12. The system of claim 11, wherein the processing device is further to:
retrieve node state data for one or more neighboring nodes of the node;
generate one or more input sequences for the generative machine learning model, wherein a first input sequence of the one or more input sequences comprises (i) node state data for that neighboring node of the one or more neighboring nodes and (ii) the node state change for the node; and
compute updated node state data for the one or more neighboring nodes by applying the generative machine learning model to the one or more input sequences, wherein generating the node encoding for the node further uses the updated node state data for the one or more neighboring nodes.
13. The system of claim 12, wherein generating the node encoding for the node comprises:
aggregating the updated node state data for the one or more neighboring nodes.
14. The system of claim 12, wherein the processing device is further to:
determine the one or more neighboring nodes as nodes within a neighbor distance of the node.

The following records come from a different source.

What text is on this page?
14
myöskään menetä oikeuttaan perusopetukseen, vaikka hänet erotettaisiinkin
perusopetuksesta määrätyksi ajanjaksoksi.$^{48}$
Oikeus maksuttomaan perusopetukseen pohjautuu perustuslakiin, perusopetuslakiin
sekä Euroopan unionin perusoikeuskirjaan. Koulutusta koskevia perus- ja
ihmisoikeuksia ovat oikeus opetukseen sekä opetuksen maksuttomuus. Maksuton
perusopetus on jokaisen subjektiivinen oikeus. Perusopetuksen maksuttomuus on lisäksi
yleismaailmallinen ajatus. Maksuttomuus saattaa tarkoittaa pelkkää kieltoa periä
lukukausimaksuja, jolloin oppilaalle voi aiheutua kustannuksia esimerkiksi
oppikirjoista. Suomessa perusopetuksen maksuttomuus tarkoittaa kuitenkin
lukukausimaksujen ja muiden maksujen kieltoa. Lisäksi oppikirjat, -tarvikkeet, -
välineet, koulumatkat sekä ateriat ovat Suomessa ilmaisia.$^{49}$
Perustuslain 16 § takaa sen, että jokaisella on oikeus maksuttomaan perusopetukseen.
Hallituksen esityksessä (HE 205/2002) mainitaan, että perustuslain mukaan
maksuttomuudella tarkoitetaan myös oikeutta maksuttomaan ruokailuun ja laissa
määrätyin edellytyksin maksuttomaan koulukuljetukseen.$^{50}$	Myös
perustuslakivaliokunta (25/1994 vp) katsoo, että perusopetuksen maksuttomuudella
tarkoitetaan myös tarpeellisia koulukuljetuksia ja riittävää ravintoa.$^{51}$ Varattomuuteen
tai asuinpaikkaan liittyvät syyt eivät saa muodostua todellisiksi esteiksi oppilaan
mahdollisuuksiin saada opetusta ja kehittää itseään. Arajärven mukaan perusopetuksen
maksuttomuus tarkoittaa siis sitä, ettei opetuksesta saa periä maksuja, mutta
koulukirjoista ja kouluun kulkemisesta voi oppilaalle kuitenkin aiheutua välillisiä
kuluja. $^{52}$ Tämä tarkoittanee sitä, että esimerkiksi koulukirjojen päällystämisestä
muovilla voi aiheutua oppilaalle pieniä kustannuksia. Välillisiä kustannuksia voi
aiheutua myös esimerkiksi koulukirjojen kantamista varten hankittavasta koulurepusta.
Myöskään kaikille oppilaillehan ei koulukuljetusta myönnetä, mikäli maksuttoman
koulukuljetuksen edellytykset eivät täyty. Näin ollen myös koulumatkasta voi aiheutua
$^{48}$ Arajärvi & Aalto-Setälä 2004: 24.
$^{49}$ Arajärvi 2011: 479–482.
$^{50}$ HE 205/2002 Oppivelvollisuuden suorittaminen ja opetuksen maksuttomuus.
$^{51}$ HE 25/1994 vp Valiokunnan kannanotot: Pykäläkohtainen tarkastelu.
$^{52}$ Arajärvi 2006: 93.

15. The system of claim 11, wherein the event data further comprises an event type for the event and wherein generating the node state change further applies the neural network to the event type.

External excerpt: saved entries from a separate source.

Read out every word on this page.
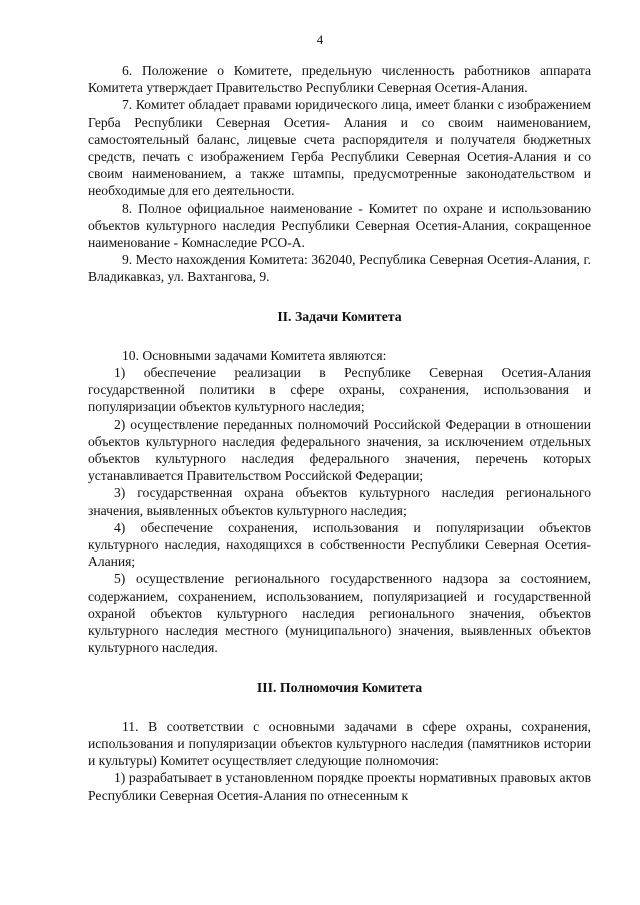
4

6. Положение о Комитете, предельную численность работников аппарата Комитета утверждает Правительство Республики Северная Осетия-Алания.

7. Комитет обладает правами юридического лица, имеет бланки с изображением Герба Республики Северная Осетия- Алания и со своим наименованием, самостоятельный баланс, лицевые счета распорядителя и получателя бюджетных средств, печать с изображением Герба Республики Северная Осетия-Алания и со своим наименованием, а также штампы, предусмотренные законодательством и необходимые для его деятельности.

8. Полное официальное наименование - Комитет по охране и использованию объектов культурного наследия Республики Северная Осетия-Алания, сокращенное наименование - Комнаследие РСО-А.

9. Место нахождения Комитета: 362040, Республика Северная Осетия-Алания, г. Владикавказ, ул. Вахтангова, 9.

II. Задачи Комитета

10. Основными задачами Комитета являются:

1) обеспечение реализации в Республике Северная Осетия-Алания государственной политики в сфере охраны, сохранения, использования и популяризации объектов культурного наследия;

2) осуществление переданных полномочий Российской Федерации в отношении объектов культурного наследия федерального значения, за исключением отдельных объектов культурного наследия федерального значения, перечень которых устанавливается Правительством Российской Федерации;

3) государственная охрана объектов культурного наследия регионального значения, выявленных объектов культурного наследия;

4) обеспечение сохранения, использования и популяризации объектов культурного наследия, находящихся в собственности Республики Северная Осетия-Алания;

5) осуществление регионального государственного надзора за состоянием, содержанием, сохранением, использованием, популяризацией и государственной охраной объектов культурного наследия регионального значения, объектов культурного наследия местного (муниципального) значения, выявленных объектов культурного наследия.

III. Полномочия Комитета

11. В соответствии с основными задачами в сфере охраны, сохранения, использования и популяризации объектов культурного наследия (памятников истории и культуры) Комитет осуществляет следующие полномочия:

1) разрабатывает в установленном порядке проекты нормативных правовых актов Республики Северная Осетия-Алания по отнесенным к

16. The system of claim 11, wherein generating the node state change is in response to receiving the event notification.
17. The system of claim 11, wherein the graph network is for an online system, the event data is for a plurality of events of the online system involving the node, the event data comprises a plurality of node state data for states of the node at a plurality of times of the plurality of events and a plurality of timestamps identifying the plurality of times of the plurality of events, and generating the node state change further applies the neural network to the plurality of node state data and the plurality of timestamps.

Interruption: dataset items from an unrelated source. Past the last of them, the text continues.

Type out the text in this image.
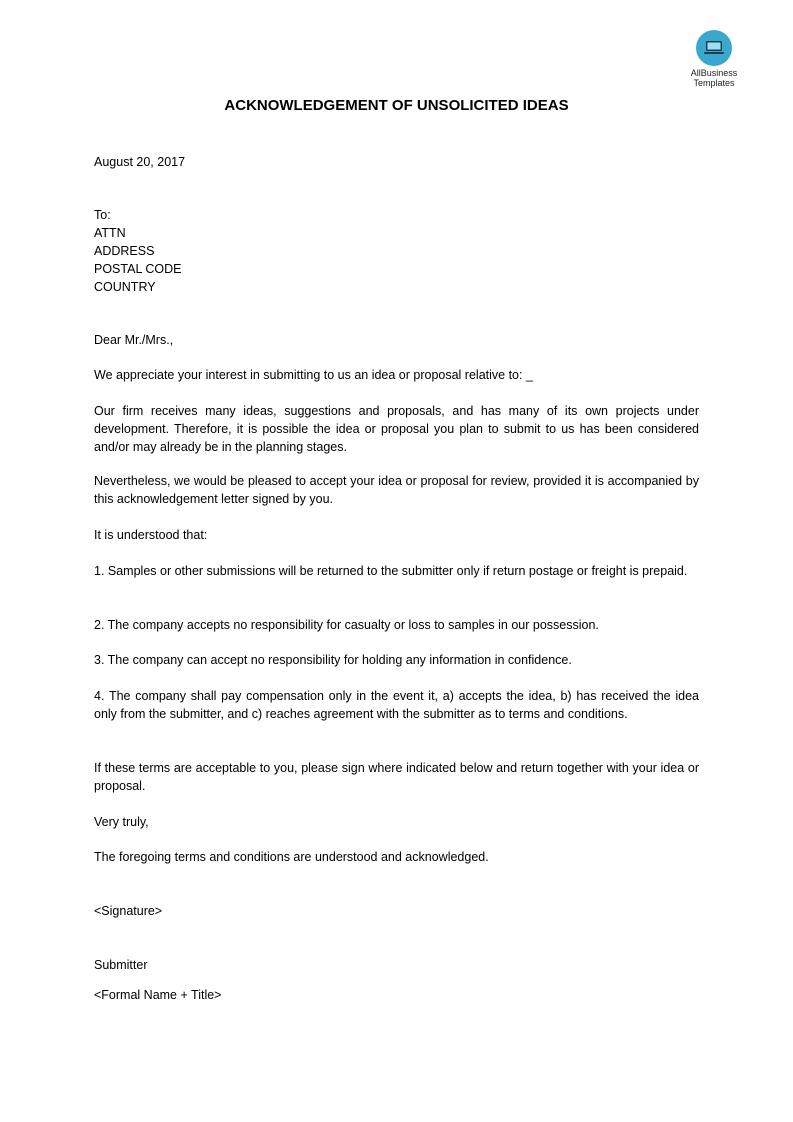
AllBusiness
Templates
ACKNOWLEDGEMENT OF UNSOLICITED IDEAS
August 20, 2017
To:
ATTN
ADDRESS
POSTAL CODE
COUNTRY
Dear Mr./Mrs.,
We appreciate your interest in submitting to us an idea or proposal relative to: _
Our firm receives many ideas, suggestions and proposals, and has many of its own projects under development. Therefore, it is possible the idea or proposal you plan to submit to us has been considered and/or may already be in the planning stages.
Nevertheless, we would be pleased to accept your idea or proposal for review, provided it is accompanied by this acknowledgement letter signed by you.
It is understood that:
1. Samples or other submissions will be returned to the submitter only if return postage or freight is prepaid.
2. The company accepts no responsibility for casualty or loss to samples in our possession.
3. The company can accept no responsibility for holding any information in confidence.
4. The company shall pay compensation only in the event it, a) accepts the idea, b) has received the idea only from the submitter, and c) reaches agreement with the submitter as to terms and conditions.
If these terms are acceptable to you, please sign where indicated below and return together with your idea or proposal.
Very truly,
The foregoing terms and conditions are understood and acknowledged.
<Signature>
Submitter
<Formal Name + Title>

18. The system of claim 11, wherein generating the node encoding comprises:
applying an encoding machine learning model trained using binary cross-entropy including positive and negative instances to the updated node state data.
19. A system comprising:
at least one memory device; and
a processing device, operatively coupled with the at least one memory device, to:
receive an event notification for an event associated with a first node and a second node of a graph network;
generate event data using the event notification, wherein the event data comprises (i) first node state data that represents an interaction of the first node before a time of the event, (ii) second node state data that represents an interaction of the second node before the time of the event, and (iii) a timestamp identifying the time of the event;
generate a first node state change for the first node by applying a neural network to the first node state data, the second node state data, and the timestamp;
generate a second node state change for the second node by applying the neural network to the first node state data, the second node state data, and the timestamp;
generate a first input sequence for a generative machine learning model, wherein the first input sequence comprises the first node state change and the first node state data;
generate a second input sequence for the generative machine learning model, wherein the second input sequence comprises the second node state change and the second node state data;
compute updated first node state data for the first node by applying the generative machine learning model to the first input sequence;
compute updated second node state data for the second node by applying the generative machine learning model to the second input sequence;
generate a node encoding for the first node using the updated first node state data and the updated second node state data;
generate input data for a trained machine learning model using the node encoding; and
generate an output of the trained machine learning model by applying the trained machine learning model to the input data.
20. The system of claim 19, wherein the event data further comprises a position vector and wherein generating the first node state change and the second node state further applies the neural network to the position vector.